The collection is composed of six poems, all written in hypnotic, unrhymed iambic pentameter. They are abundant with sensuous imagery as well as some more unexpectedly scientific diction—the Latin name of a nautilus, or a description of the logarithmic spiral of a seashell. As Schnackenberg alternates between the vast environment of the sea and the enclosed space within hospitals, she creates a touching exploration of the idea of eternity.
The death of Gertrude Schnackenberg’s husband, the philosopher Robert Nozick (who passed away in 2002), plays a significant role in her poetry. Some of the poems, such as “Sublimaze” and “Venus Velvet No. 2,” take place in the hospital as Schnackenber sits with her husband, awaiting test results. The vivid language that Schnackenberg uses to describe the hospital brings out the beauty in this bleak setting. In one poem, she evokes an X-ray machine: “Black curtains sewn from bolts of consciousness / are held aside by seraphs in black corners: / a stream of flowing atoms, held aside.” In another, she refers to an elevator shaft as “abolished space.” These descriptions of her dreary surroundings have an almost dreamlike quality, especially in “Sublimaze,” where the hospital reminds her of the uncountable doors of a legendary church.
But even in the midst of these lofty visions, the poet’s meditations always circle back to her loved one’s dire condition: “I reasoned that if someone swept a hand / And all the locks fell open all at once / And if the door fell open, he would live.” This plea underlies all of the poems and is echoed in the simple line: “No questions anymore. Just let him live.” In its simplicity, this sentiment is far more powerful than all of her cerebral questions.
Sleep, death’s gentle cousin, is also a recurring theme in “Heavenly Questions;” two of the six poems, in fact, are presented as lullabies. In one, Archimedes is sitting on the shore of a “half-filled” universe, counting grains of sand as his projects (“discarded toys, forgotten thought-machines”) rust beside him. In another, the shell of a Fusiturricula spirals into infinity as the creature grows beneath the waves. The repetition within the blank verse creates a soothing effect, as in the repeated line: “And all is give-and-take, all comes and goes / And hush now, all is well now, close your eyes.” But Schnackenberg does not allow her repeated images to dominate the poems, instead balancing them alonsgide strange descriptions of war and musings on the sensations of the Fustirricula.

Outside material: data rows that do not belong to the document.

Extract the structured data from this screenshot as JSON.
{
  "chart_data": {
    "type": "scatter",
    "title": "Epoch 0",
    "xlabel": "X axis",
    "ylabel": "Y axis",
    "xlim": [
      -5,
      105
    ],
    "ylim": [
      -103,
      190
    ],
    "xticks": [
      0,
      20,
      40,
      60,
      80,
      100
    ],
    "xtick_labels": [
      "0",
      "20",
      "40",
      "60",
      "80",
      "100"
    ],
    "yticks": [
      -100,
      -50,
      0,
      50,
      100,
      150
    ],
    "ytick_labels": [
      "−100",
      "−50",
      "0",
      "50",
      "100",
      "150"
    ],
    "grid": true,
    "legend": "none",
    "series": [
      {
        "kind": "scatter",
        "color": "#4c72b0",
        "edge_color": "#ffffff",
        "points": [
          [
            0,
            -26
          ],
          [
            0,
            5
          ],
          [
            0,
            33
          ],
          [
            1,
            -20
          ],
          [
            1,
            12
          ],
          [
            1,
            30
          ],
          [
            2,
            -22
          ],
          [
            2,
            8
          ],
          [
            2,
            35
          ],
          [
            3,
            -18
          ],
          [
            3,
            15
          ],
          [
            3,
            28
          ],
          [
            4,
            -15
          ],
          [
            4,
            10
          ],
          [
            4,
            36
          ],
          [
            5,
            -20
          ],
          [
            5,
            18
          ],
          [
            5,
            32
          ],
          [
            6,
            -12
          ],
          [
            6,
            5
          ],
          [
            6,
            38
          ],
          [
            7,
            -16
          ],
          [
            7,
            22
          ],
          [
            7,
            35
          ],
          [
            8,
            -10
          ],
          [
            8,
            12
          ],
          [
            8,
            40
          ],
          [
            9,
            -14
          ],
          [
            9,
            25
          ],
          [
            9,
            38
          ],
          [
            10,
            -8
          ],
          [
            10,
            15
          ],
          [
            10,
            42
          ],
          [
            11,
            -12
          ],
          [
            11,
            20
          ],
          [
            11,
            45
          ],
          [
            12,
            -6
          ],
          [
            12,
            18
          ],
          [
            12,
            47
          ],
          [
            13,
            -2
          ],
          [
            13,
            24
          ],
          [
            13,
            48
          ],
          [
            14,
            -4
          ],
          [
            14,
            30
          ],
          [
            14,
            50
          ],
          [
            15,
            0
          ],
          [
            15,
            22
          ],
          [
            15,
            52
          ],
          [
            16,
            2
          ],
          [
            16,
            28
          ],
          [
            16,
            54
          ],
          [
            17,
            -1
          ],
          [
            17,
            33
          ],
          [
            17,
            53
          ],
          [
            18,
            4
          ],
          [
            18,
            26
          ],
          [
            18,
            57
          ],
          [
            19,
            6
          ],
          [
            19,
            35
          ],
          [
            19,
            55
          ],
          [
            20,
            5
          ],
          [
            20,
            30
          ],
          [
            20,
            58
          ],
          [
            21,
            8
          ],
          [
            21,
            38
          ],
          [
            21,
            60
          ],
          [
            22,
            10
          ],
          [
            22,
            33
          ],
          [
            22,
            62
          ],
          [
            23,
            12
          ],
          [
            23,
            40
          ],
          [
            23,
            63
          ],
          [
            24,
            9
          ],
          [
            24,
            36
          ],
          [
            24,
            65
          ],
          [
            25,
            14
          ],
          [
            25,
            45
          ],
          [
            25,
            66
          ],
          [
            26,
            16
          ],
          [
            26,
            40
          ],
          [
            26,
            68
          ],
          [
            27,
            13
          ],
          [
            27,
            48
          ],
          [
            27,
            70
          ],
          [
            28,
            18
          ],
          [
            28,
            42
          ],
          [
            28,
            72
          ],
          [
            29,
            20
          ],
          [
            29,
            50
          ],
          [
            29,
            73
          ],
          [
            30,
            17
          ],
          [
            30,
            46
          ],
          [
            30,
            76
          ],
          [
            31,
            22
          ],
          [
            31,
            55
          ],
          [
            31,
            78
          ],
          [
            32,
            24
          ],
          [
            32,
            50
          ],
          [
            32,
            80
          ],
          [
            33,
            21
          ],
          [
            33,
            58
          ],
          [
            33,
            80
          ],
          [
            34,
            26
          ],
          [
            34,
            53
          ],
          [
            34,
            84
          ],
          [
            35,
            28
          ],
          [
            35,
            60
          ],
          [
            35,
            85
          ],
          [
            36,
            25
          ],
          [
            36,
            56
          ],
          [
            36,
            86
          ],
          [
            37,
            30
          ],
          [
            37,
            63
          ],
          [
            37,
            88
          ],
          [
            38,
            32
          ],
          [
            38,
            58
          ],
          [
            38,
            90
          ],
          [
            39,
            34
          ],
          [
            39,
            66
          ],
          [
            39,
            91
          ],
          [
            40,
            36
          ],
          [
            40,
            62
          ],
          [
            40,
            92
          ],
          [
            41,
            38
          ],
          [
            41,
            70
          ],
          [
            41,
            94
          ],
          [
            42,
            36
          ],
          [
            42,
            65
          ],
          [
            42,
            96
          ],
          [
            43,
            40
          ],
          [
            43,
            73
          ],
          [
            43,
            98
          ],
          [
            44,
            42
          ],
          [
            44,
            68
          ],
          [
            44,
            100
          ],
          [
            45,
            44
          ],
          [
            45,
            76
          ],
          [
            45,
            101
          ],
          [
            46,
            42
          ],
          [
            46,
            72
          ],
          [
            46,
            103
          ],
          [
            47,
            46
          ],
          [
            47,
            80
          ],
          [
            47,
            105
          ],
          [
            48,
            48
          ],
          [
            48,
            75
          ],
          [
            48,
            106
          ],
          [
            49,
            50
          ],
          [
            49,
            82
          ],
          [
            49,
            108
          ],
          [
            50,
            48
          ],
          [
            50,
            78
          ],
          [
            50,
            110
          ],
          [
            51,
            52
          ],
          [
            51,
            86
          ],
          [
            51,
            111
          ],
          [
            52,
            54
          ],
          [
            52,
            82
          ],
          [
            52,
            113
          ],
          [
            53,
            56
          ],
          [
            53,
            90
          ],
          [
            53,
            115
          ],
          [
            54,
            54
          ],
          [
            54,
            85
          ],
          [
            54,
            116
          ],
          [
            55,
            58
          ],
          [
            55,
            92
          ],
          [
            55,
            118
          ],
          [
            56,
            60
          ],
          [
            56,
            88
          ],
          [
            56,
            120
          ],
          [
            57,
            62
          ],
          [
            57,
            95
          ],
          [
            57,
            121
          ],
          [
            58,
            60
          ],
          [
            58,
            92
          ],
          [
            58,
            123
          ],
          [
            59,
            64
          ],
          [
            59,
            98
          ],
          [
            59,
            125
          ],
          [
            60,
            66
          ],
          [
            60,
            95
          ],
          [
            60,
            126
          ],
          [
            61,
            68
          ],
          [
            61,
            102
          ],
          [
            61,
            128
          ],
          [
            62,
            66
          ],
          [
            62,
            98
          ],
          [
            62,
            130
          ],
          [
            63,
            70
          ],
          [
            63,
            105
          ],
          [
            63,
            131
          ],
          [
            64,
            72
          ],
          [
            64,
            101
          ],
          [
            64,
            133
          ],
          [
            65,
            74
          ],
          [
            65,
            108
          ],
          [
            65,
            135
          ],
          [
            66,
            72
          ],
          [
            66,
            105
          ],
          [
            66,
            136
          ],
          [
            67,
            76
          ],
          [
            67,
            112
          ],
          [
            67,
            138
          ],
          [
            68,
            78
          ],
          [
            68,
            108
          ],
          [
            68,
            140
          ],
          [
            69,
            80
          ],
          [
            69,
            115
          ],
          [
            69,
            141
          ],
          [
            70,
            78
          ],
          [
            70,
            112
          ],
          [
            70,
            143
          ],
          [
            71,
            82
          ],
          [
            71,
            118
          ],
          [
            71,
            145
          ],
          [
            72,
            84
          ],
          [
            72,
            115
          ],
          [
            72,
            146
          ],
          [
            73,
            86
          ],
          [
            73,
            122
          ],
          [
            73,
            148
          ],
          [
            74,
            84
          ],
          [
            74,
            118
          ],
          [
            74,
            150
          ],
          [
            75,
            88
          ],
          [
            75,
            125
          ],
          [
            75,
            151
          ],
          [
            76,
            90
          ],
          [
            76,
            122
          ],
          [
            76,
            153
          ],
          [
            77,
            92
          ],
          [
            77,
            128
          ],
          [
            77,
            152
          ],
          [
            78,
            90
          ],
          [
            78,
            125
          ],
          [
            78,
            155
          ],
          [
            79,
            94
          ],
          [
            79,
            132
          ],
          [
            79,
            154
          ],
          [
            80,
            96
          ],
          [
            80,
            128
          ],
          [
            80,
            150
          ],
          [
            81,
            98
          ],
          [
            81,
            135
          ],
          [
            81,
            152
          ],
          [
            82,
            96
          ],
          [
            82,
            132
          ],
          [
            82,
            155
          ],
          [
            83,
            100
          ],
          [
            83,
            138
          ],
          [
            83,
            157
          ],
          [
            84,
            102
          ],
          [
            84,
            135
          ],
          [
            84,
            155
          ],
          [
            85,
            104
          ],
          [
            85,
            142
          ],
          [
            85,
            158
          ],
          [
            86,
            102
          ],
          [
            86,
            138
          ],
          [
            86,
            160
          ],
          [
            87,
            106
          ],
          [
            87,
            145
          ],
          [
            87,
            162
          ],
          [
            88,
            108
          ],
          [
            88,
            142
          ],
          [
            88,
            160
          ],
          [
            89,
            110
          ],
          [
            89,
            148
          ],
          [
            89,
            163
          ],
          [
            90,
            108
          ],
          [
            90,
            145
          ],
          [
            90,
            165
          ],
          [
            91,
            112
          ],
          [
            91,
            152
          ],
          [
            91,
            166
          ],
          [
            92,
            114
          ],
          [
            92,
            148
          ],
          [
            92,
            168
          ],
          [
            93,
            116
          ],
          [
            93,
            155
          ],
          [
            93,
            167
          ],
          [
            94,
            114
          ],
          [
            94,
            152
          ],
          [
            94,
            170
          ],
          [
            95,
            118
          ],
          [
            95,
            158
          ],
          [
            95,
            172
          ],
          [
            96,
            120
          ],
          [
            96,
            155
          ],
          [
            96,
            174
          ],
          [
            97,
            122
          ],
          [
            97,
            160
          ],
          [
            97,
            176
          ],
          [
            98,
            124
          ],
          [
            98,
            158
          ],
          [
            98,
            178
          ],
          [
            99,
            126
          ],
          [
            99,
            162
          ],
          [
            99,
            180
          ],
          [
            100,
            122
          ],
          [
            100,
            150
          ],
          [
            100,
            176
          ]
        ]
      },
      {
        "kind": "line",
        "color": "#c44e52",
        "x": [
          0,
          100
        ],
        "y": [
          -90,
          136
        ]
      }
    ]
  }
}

The gentle rhythm of Schnackenberg’s verse and her frequent descriptions of sleep also give some of her other poems the quality of lullabies, even when they are not framed as such. Even the poems that touch on the death of her husband have this same soft tone, and she often repeats the line “hush now, all is well now, close your eyes.”

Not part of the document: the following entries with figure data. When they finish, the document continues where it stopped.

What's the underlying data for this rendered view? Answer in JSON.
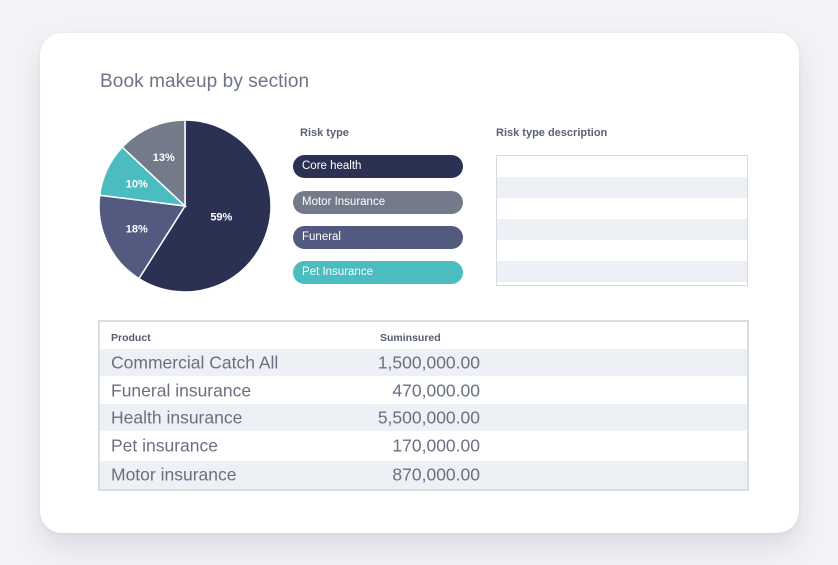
{
  "page": {
    "title": "Book makeup by section"
  },
  "chart_data": {
    "type": "pie",
    "slices": [
      {
        "label": "59%",
        "value": 59,
        "color": "#2b3152"
      },
      {
        "label": "18%",
        "value": 18,
        "color": "#525a7f"
      },
      {
        "label": "10%",
        "value": 10,
        "color": "#4bbcbf"
      },
      {
        "label": "13%",
        "value": 13,
        "color": "#737b8b"
      }
    ]
  },
  "risk_type": {
    "header": "Risk type",
    "items": [
      {
        "label": "Core health",
        "color": "#2b3152"
      },
      {
        "label": "Motor Insurance",
        "color": "#737b8b"
      },
      {
        "label": "Funeral",
        "color": "#525a7f"
      },
      {
        "label": "Pet Insurance",
        "color": "#4bbcbf"
      }
    ]
  },
  "risk_description": {
    "header": "Risk type description"
  },
  "table": {
    "columns": [
      "Product",
      "Suminsured"
    ],
    "rows": [
      {
        "product": "Commercial Catch All",
        "sum": "1,500,000.00"
      },
      {
        "product": "Funeral insurance",
        "sum": "470,000.00"
      },
      {
        "product": "Health insurance",
        "sum": "5,500,000.00"
      },
      {
        "product": "Pet insurance",
        "sum": "170,000.00"
      },
      {
        "product": "Motor insurance",
        "sum": "870,000.00"
      }
    ]
  }
}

Schnackenberg’s rhythm and her discussion of eternal questions are both unexpectedly strengthened by her pervasive use of mathematical language in the text. Most of her poems include some element of counting towards infinity: Archimedes multiplies X times X times X grains of sand, the legendary church will always have one more door, and the tip of the nautilus spirals outwards forever. Her most striking language is often threaded with mathematical terms, as when she describes a shell made up of “logarithms visible and fused / With thoughts in rows of spiral beaded cords / As X goes to infinity; impearled.”
Moreover, her use of mathematical language informs most of her musings on the so-called heavenly questions. While Schnackenberg does reference some religion—Buddha and the Mahabharata, for instance—her most powerful images of eternity are those such as the endless sand of Archimedes. It is through her close attention to detail—she even describes the intricate graphite lattices of her number two pencil—that Schnackenberg is able to address the larger questions that she is pondering. In this sense she’s very much like Archimedes counting out grains of sand. The minutia she describes may seem as trivial as grains of sand, but these tiny pieces, she seems to argue, build the universe.

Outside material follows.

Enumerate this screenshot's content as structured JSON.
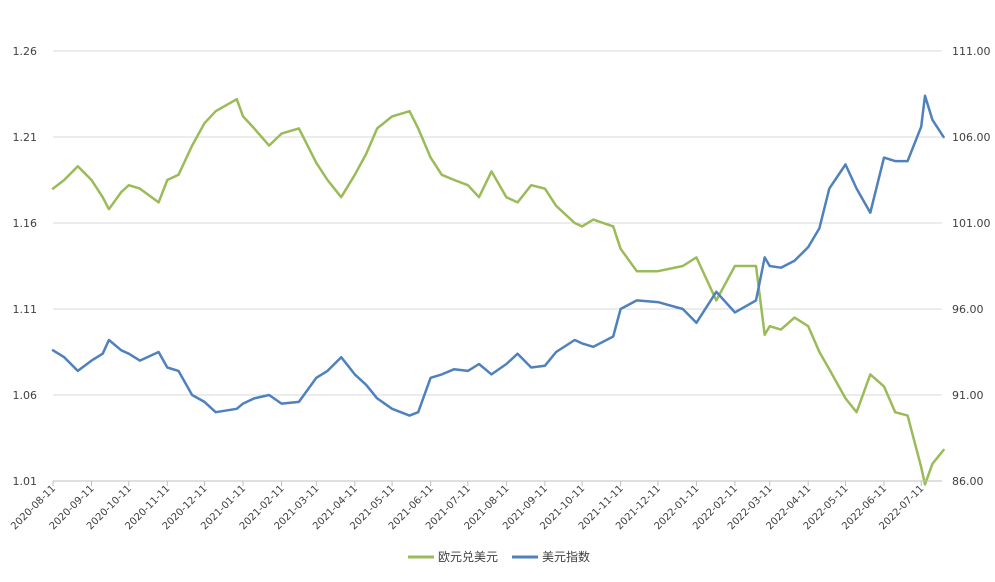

While “Heavenly Questions” does not end with any answers or consolation (the final line is “And here the god of writers broke his pen”), it is a fascinating invocation of the wonders of eternity, and a human relationship to eternal questions. Schnackenberg pursues these wonders on all fronts—in mathematical iterations as well as references to science and philosophy, and it is this integrated approach, along with the sheer density of her imagery, that characterizes her compelling new poetry collection.